October 31, 2011
Euro referendum debate in Czech Republic gains ground
The ruling euro-sceptic ODS party in the Czech Republic wants to push for a referendum on the country's future eurozone accession, claiming that the rules have changed since 2003 when Czechs said yes to the EU and the euro.
The recent agreement on another bail-out for Greece and on boosting the eurozone's bailout fund is fuelling Czech calls for a referendum, said Czech MEP Jan Zahradil, leader of the European Conservatives and Reformists.
"We should allow non-eurozone members – such as my country the Czech Republic – to decide again whether they wish to enter. We signed up to a monetary union, not a transfer union or a bond union in our accession treaty. This is the major reason why the Czech Prime minister wishes to call the referendum on this matter," Zahradil said in a statement.
The Czech Republic, along with all other eastern European countries that joined the EU in 2004 and 2007, is obliged to adopt the euro once budget deficit and other economic conditions are met.
Slovenia, Estonia and neighbouring Slovakia are already members of the 17-strong club. Latvia is also striving to join, while Poland, though still seeing it as goal, says eurozone accession is no longer a priority.
But none has so far demanded a referendum, since nine of newest member states, including the Czech Republic, already had a plebiscite on joining the EU.
Last weekend, at an ODS party congress, Prime Minister Petr Necas demanded a referendum on whether the country should join the eurozone.
"The conditions under which the Czech citizens decided in a referendum in 2003 on the country's accession to the EU and on its commitment to adopt the single currency, euro, have changed. That is why the ODS will demand that a possible accession to the single currency and the entry into the European stabilisation mechanism be decided on by Czech citizens," the ODS resolution says.
Prime Minister Necas also floated the idea in case Germany gets it way on another treaty change bringing about more economic integration and tougher sanctions for deficit sinners.
"In the event that there is a change to fundamental rights that would result in powers being transferred from national organs to European organs, this government is bound to ratify this step with a referendum,” Necas told reporters in Brussels on Sunday evening.
Bohuslav Sobotka, leader of the Social-Democratic opposition, accused the ODS of diverting attention from domestic issues "with attacks on the eurozone." More than 3,000 had taken to the streets of Prague on Saturday to protest against "anti-social" austerity measures.
"There’s a danger that, thanks to Necas, we will end up on the edge of integration and we will lose all influence in Europe,” Sobotka said.
The referendum call is also criticised by Brussels experts. "It's completely wrong, it's purely populist to call for a referendum when losing popularity," Piotr Kaczynski from the Centre for European Policy Studies said.

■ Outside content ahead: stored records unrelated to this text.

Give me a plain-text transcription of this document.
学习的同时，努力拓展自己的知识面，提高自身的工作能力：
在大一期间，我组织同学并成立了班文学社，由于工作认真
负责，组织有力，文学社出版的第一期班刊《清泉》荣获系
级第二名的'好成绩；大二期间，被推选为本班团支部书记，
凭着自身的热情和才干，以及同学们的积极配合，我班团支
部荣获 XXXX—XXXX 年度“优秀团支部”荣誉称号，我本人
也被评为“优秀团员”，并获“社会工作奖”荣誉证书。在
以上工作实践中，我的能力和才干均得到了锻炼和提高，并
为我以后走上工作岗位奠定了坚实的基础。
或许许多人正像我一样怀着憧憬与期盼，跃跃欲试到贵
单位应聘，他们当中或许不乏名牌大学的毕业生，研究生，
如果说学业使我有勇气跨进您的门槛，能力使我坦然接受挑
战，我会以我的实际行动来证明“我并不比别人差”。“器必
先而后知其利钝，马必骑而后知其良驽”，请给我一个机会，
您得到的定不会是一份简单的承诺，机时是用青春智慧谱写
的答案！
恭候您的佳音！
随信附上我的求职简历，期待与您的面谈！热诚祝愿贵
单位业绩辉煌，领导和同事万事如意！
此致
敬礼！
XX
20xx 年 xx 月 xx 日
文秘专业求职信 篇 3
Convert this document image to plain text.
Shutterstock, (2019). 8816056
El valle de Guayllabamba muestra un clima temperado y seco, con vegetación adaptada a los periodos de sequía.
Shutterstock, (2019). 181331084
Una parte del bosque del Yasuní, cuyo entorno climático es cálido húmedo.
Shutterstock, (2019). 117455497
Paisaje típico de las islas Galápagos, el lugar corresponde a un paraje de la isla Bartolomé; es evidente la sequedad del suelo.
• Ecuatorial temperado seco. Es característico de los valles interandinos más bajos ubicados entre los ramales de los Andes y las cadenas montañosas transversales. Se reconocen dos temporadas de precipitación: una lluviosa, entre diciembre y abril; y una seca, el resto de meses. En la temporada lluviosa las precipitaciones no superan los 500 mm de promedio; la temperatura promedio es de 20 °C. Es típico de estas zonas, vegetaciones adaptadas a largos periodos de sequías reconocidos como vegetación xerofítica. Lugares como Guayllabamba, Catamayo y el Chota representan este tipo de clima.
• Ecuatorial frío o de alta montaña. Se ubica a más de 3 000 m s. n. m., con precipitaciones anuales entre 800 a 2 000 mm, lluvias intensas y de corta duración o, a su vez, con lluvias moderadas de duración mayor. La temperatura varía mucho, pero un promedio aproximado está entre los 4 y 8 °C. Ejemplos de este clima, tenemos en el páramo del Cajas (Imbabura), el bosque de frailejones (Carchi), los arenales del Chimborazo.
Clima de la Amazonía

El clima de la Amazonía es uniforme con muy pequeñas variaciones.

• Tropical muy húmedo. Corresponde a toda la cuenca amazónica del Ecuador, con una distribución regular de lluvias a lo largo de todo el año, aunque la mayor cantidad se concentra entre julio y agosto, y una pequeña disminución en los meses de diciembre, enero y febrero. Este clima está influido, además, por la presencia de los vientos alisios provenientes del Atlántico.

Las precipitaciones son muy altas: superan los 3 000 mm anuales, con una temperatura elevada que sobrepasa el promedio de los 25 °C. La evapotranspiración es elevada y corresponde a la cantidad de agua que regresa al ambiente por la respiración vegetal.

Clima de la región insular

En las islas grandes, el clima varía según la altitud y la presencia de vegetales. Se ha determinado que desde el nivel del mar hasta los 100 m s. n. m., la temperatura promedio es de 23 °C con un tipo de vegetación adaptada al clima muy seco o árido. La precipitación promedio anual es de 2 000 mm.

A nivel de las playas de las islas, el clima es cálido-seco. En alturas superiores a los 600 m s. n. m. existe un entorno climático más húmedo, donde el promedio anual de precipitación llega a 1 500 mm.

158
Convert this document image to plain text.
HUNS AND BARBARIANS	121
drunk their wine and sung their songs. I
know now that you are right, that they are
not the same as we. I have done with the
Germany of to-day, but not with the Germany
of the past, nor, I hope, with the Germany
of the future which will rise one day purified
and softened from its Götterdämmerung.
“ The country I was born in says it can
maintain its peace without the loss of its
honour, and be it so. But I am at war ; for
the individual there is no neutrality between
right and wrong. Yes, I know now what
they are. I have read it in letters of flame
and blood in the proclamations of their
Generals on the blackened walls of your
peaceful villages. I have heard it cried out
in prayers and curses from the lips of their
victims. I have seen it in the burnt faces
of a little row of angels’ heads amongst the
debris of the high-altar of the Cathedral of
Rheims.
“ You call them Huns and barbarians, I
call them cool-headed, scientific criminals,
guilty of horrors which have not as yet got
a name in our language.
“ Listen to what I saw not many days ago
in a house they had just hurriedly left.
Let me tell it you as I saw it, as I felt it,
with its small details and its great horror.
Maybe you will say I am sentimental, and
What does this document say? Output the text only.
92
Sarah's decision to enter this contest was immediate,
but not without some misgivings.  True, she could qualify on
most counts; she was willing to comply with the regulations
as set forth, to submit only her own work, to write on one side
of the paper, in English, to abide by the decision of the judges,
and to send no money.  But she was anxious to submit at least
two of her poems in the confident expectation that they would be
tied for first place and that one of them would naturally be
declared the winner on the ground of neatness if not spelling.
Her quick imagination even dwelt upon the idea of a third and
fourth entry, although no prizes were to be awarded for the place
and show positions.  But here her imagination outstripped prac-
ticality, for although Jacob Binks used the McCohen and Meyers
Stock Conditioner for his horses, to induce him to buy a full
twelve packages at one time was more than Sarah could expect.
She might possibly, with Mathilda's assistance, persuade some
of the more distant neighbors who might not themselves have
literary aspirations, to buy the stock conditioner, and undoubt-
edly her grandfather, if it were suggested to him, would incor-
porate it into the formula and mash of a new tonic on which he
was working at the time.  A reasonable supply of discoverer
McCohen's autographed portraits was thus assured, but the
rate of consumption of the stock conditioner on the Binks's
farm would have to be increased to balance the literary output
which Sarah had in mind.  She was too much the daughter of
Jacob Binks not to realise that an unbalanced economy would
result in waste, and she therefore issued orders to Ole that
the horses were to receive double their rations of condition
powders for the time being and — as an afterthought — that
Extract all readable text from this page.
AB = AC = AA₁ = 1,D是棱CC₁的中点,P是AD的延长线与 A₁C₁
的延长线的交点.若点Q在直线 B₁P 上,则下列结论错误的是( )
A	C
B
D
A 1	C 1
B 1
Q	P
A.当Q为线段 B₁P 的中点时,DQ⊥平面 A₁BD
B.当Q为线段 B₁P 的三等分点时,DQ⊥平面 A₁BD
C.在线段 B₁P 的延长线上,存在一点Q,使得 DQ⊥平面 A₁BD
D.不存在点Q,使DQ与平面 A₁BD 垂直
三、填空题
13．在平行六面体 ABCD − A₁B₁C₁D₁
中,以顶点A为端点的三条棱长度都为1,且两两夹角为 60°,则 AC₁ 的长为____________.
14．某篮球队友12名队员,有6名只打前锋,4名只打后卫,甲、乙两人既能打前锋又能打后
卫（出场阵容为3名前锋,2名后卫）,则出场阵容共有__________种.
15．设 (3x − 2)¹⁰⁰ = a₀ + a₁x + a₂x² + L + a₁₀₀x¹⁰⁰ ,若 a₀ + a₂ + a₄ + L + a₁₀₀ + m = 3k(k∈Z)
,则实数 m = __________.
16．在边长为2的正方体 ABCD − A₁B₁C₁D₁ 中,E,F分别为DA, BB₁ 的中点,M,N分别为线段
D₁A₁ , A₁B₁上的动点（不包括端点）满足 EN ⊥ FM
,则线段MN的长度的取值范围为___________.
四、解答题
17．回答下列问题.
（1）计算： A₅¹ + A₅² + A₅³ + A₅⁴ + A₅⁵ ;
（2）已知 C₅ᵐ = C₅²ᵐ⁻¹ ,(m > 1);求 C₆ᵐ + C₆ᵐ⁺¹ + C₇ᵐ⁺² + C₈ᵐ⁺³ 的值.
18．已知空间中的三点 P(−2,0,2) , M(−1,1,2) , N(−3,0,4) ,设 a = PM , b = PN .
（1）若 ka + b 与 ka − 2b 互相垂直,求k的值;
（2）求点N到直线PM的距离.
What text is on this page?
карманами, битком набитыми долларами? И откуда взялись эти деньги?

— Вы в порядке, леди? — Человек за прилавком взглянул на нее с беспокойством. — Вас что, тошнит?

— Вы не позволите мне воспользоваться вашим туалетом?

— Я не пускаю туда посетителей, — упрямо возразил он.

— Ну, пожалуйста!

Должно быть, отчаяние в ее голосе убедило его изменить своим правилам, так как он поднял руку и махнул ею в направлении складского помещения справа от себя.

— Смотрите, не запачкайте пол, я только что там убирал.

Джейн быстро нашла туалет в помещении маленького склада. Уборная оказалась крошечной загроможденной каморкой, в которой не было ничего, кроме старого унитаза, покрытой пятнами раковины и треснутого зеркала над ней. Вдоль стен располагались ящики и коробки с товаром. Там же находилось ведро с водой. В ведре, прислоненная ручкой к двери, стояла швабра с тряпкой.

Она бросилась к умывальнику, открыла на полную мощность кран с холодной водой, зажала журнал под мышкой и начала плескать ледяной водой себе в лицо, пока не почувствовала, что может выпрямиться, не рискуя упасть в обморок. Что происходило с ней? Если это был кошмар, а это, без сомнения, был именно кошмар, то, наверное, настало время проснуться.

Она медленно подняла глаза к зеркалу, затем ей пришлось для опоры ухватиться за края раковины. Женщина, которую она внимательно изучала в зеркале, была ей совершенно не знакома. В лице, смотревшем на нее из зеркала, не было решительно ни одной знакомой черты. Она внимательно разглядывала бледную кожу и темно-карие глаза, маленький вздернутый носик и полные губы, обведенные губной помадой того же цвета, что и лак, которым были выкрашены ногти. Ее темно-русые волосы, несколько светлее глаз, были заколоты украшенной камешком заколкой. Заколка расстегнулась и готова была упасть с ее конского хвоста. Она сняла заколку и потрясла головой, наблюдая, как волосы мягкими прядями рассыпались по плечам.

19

With the mood against the EU and the euro on the rise among Czechs, Kaczynski says that such a referendum would certainly result in a No. "Czechs observe Slovakia closely, where they may see the benefits of euro membership, but the costs are much bigger," he said, in reference to the government collapse earlier this month over the eurozone's bail-out fund.
"It's a clear illustration of a new disease manifested in the UK and the Czech Republic: that of introvertism and isolationism. If these countries believe they can do on their own, I wish them good luck," Kaczynski said.